To accompany the wine which was poured into average sized glasses I chose medium rare sirloin steak and my husband chose home-made Cumberland sausages. This restaurant is known for breeding rare species of pigs and cows so consequently everything that is served on your plate is made and cooked from the homestead. The sausages have a reputation throughout Cumbria of being the best in the county and are sold on all farmers markets. The proprieters also deal with other local providers of game and fish so you can be reassured that everything is fresh and tasty.
So what did the sausage taste like - delicious so my husband said. It was absolutely huge sizzling away in a bed of onion gravy served with a dollop of smooth creamy mashed potatoes and a side serving of fresh vegetables of the day which were honey glazed carrots and broccolli. The potatoes were delicate and fluffy and melted on the tip of your tongue. All the vegetables were cooked to perfection, just slightly crispy which is how we like them. Of course my husband had to cover his delicious sausage with French mustard which he always does. This isn't a reflection on the taste just his quirkiness and flat taste buds.
What about my steak. Hmm! This is where I dipped. It took ages to arrive and I had to ask several times if the steak was cooked yet.

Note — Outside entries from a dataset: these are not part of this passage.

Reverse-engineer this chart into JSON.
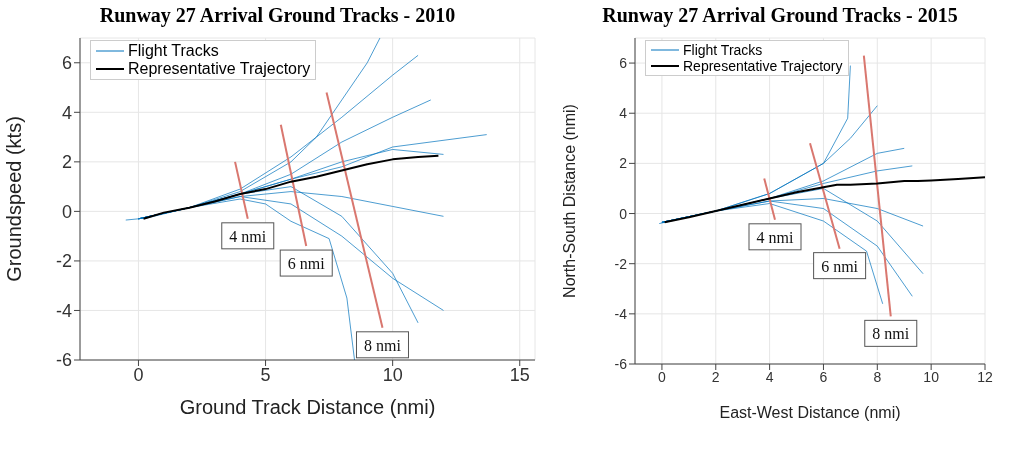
{
  "chart_data": [
    {
      "type": "line",
      "title": "Runway 27 Arrival Ground Tracks - 2010",
      "xlabel": "Ground Track Distance (nmi)",
      "ylabel": "Groundspeed (kts)",
      "xlim": [
        -2.3,
        15.6
      ],
      "ylim": [
        -6,
        7
      ],
      "xticks": [
        0,
        5,
        10,
        15
      ],
      "yticks": [
        -6,
        -4,
        -2,
        0,
        2,
        4,
        6
      ],
      "grid": true,
      "legend": "top left",
      "series": [
        {
          "name": "Flight Tracks",
          "color": "#0072bd",
          "x": [
            -0.5,
            0,
            2,
            4,
            6,
            8,
            10,
            12
          ],
          "values": [
            -0.35,
            -0.3,
            0.15,
            0.7,
            1.3,
            2.0,
            2.5,
            2.3
          ]
        },
        {
          "color": "#0072bd",
          "x": [
            0.2,
            2,
            4,
            6,
            8,
            10,
            11
          ],
          "values": [
            -0.3,
            0.15,
            0.9,
            2.2,
            3.8,
            5.5,
            6.3
          ]
        },
        {
          "color": "#0072bd",
          "x": [
            0,
            2,
            4,
            6,
            8,
            10,
            12
          ],
          "values": [
            -0.3,
            0.15,
            0.6,
            0.8,
            0.6,
            0.2,
            -0.2
          ]
        },
        {
          "color": "#0072bd",
          "x": [
            0,
            2,
            4,
            6,
            8,
            10,
            12
          ],
          "values": [
            -0.3,
            0.15,
            0.6,
            0.3,
            -1.0,
            -2.7,
            -4.0
          ]
        },
        {
          "color": "#0072bd",
          "x": [
            0,
            2,
            4,
            5,
            6,
            7.5,
            8.2,
            8.5
          ],
          "values": [
            -0.3,
            0.15,
            0.5,
            0.3,
            -0.4,
            -1.1,
            -3.5,
            -6.0
          ]
        },
        {
          "color": "#0072bd",
          "x": [
            0,
            2,
            4,
            6,
            8,
            10,
            11.5
          ],
          "values": [
            -0.3,
            0.15,
            0.7,
            1.5,
            2.8,
            3.8,
            4.5
          ]
        },
        {
          "color": "#0072bd",
          "x": [
            0,
            2,
            4,
            6,
            8,
            10,
            11
          ],
          "values": [
            -0.3,
            0.15,
            0.7,
            1.0,
            -0.2,
            -2.5,
            -4.5
          ]
        },
        {
          "color": "#0072bd",
          "x": [
            0,
            2,
            4,
            6,
            8,
            10,
            13.7
          ],
          "values": [
            -0.3,
            0.15,
            0.7,
            1.3,
            1.8,
            2.6,
            3.1
          ]
        },
        {
          "color": "#0072bd",
          "x": [
            0,
            2,
            4,
            6,
            7,
            8,
            9,
            9.5
          ],
          "values": [
            -0.3,
            0.15,
            0.8,
            2.0,
            3.0,
            4.5,
            6.0,
            7.0
          ]
        },
        {
          "color": "#d9776f",
          "x": [
            3.8,
            4.3
          ],
          "values": [
            2.0,
            -0.3
          ]
        },
        {
          "color": "#d9776f",
          "x": [
            5.6,
            6.6
          ],
          "values": [
            3.5,
            -1.4
          ]
        },
        {
          "color": "#d9776f",
          "x": [
            7.4,
            9.6
          ],
          "values": [
            4.8,
            -4.7
          ]
        },
        {
          "name": "Representative Trajectory",
          "color": "#000000",
          "x": [
            0.2,
            1,
            2,
            3,
            4,
            5,
            6,
            7,
            8,
            9,
            10,
            11,
            11.8
          ],
          "values": [
            -0.3,
            -0.05,
            0.15,
            0.4,
            0.7,
            0.9,
            1.2,
            1.4,
            1.65,
            1.9,
            2.1,
            2.2,
            2.25
          ]
        }
      ],
      "annotations": [
        {
          "text": "4 nmi",
          "x": 4.3,
          "y": -0.3
        },
        {
          "text": "6 nmi",
          "x": 6.6,
          "y": -1.4
        },
        {
          "text": "8 nmi",
          "x": 9.6,
          "y": -4.7
        }
      ]
    },
    {
      "type": "line",
      "title": "Runway 27 Arrival Ground Tracks - 2015",
      "xlabel": "East-West Distance (nmi)",
      "ylabel": "North-South Distance (nmi)",
      "xlim": [
        -1,
        12
      ],
      "ylim": [
        -6,
        7
      ],
      "xticks": [
        0,
        2,
        4,
        6,
        8,
        10,
        12
      ],
      "yticks": [
        -6,
        -4,
        -2,
        0,
        2,
        4,
        6
      ],
      "grid": true,
      "legend": "top left",
      "series": [
        {
          "name": "Flight Tracks",
          "color": "#0072bd",
          "x": [
            -0.1,
            2,
            4,
            6,
            8,
            9.3
          ],
          "values": [
            -0.4,
            0.1,
            0.6,
            1.2,
            1.7,
            1.9
          ]
        },
        {
          "color": "#0072bd",
          "x": [
            0,
            2,
            4,
            6,
            7,
            8
          ],
          "values": [
            -0.35,
            0.1,
            0.8,
            2.0,
            3.0,
            4.3
          ]
        },
        {
          "color": "#0072bd",
          "x": [
            0,
            2,
            4,
            6,
            8,
            9.7
          ],
          "values": [
            -0.35,
            0.1,
            0.5,
            0.6,
            0.2,
            -0.5
          ]
        },
        {
          "color": "#0072bd",
          "x": [
            0,
            2,
            4,
            6,
            8,
            9.3
          ],
          "values": [
            -0.35,
            0.1,
            0.5,
            0.2,
            -1.3,
            -3.3
          ]
        },
        {
          "color": "#0072bd",
          "x": [
            0,
            2,
            4,
            6,
            7.6,
            8.2
          ],
          "values": [
            -0.35,
            0.1,
            0.4,
            -0.3,
            -1.5,
            -3.6
          ]
        },
        {
          "color": "#0072bd",
          "x": [
            0,
            2,
            4,
            6,
            8,
            9
          ],
          "values": [
            -0.35,
            0.1,
            0.6,
            1.3,
            2.4,
            2.6
          ]
        },
        {
          "color": "#0072bd",
          "x": [
            0,
            2,
            4,
            6,
            8,
            9.7
          ],
          "values": [
            -0.35,
            0.1,
            0.6,
            1.0,
            -0.3,
            -2.4
          ]
        },
        {
          "color": "#0072bd",
          "x": [
            0,
            2,
            4,
            6,
            6.9,
            7.0
          ],
          "values": [
            -0.35,
            0.1,
            0.8,
            2.0,
            3.8,
            5.9
          ]
        },
        {
          "color": "#d9776f",
          "x": [
            3.8,
            4.2
          ],
          "values": [
            1.4,
            -0.25
          ]
        },
        {
          "color": "#d9776f",
          "x": [
            5.5,
            6.6
          ],
          "values": [
            2.8,
            -1.4
          ]
        },
        {
          "color": "#d9776f",
          "x": [
            7.5,
            8.5
          ],
          "values": [
            6.3,
            -4.1
          ]
        },
        {
          "name": "Representative Trajectory",
          "color": "#000000",
          "x": [
            0.1,
            1,
            2,
            3,
            4,
            5,
            6,
            6.5,
            7,
            8,
            9,
            9.5,
            10,
            11,
            12
          ],
          "values": [
            -0.35,
            -0.15,
            0.1,
            0.35,
            0.6,
            0.85,
            1.05,
            1.15,
            1.15,
            1.2,
            1.3,
            1.3,
            1.32,
            1.38,
            1.45
          ]
        }
      ],
      "annotations": [
        {
          "text": "4 nmi",
          "x": 4.2,
          "y": -0.25
        },
        {
          "text": "6 nmi",
          "x": 6.6,
          "y": -1.4
        },
        {
          "text": "8 nmi",
          "x": 8.5,
          "y": -4.1
        }
      ]
    }
  ]
}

How long does it take to cook a steak? My husband had already been given his meal and he was eating it as slowly as he could. He certainly didn't get indigestion this night. Eventually the steak arived with gushing sentiment and as I was in a very jovial mood due to the wonderful red wine I ate my meal graciously. To accompany my overcooked steak which I could hardly cut I had a dish of over cooked chips and a bowl of fresh salad. I think you can see where this is going - yes I was disappointed. The steak was not medium rare - more like well done and it was cold. I ate most of it and when the waiter asked me if it was okay I had to tell him that I was a little disappointed. He apologised profusely and said it was because they were overbooked and a staff shortage. I didn't rant because I have worked in a restaurant and I know how it goes and sometimes these things happen. I was disappointed but I'll just put it down to experience. I should have chosen the Tarragon Chicken. The Cumberland sausage which gets 10/10 was priced at £8.45 and my sirloin steak was £11. Other meals on the main menu were dishes like Tarragon Chicken, Lamb Shank, Cumberland Dux (which are faggots), Solway Salmon Steak and Pigeon Chasseur. Prices range from £7.45 to £10.25.
All desserts are homemade and change from day to day and they cost £3.95. We never rarely eat desserts so I can't comment.
Tea, Herbal tea, coffee and liquer coffees are available - from £1.50 to £3.10 for liquer coffees.
So overall, a little disappointed with the main meal but the atmosphere inside the restaurant was very cheery and I did get the chance to practice my French. The visitors were French Canadians visiting the area so that was nice. Also after travelling around Bulgaria and Slovakia a lot it was such a pleasant experience to come back to the UK and not to have to share a restaurant with smokers. The building and the views are stunning and in my view, this is the selling point of this bar and restaurant.
If you are ever in the vicinity of Brampton then I recommend you take the road out of Brampton to Longtown (A6071). Follow the road until you come to a small bridge with trafffic lights. After crossing the bridge for about 100yards turn right and the Centurion is on your right. A great pub with a country atmosphere and panoramic views.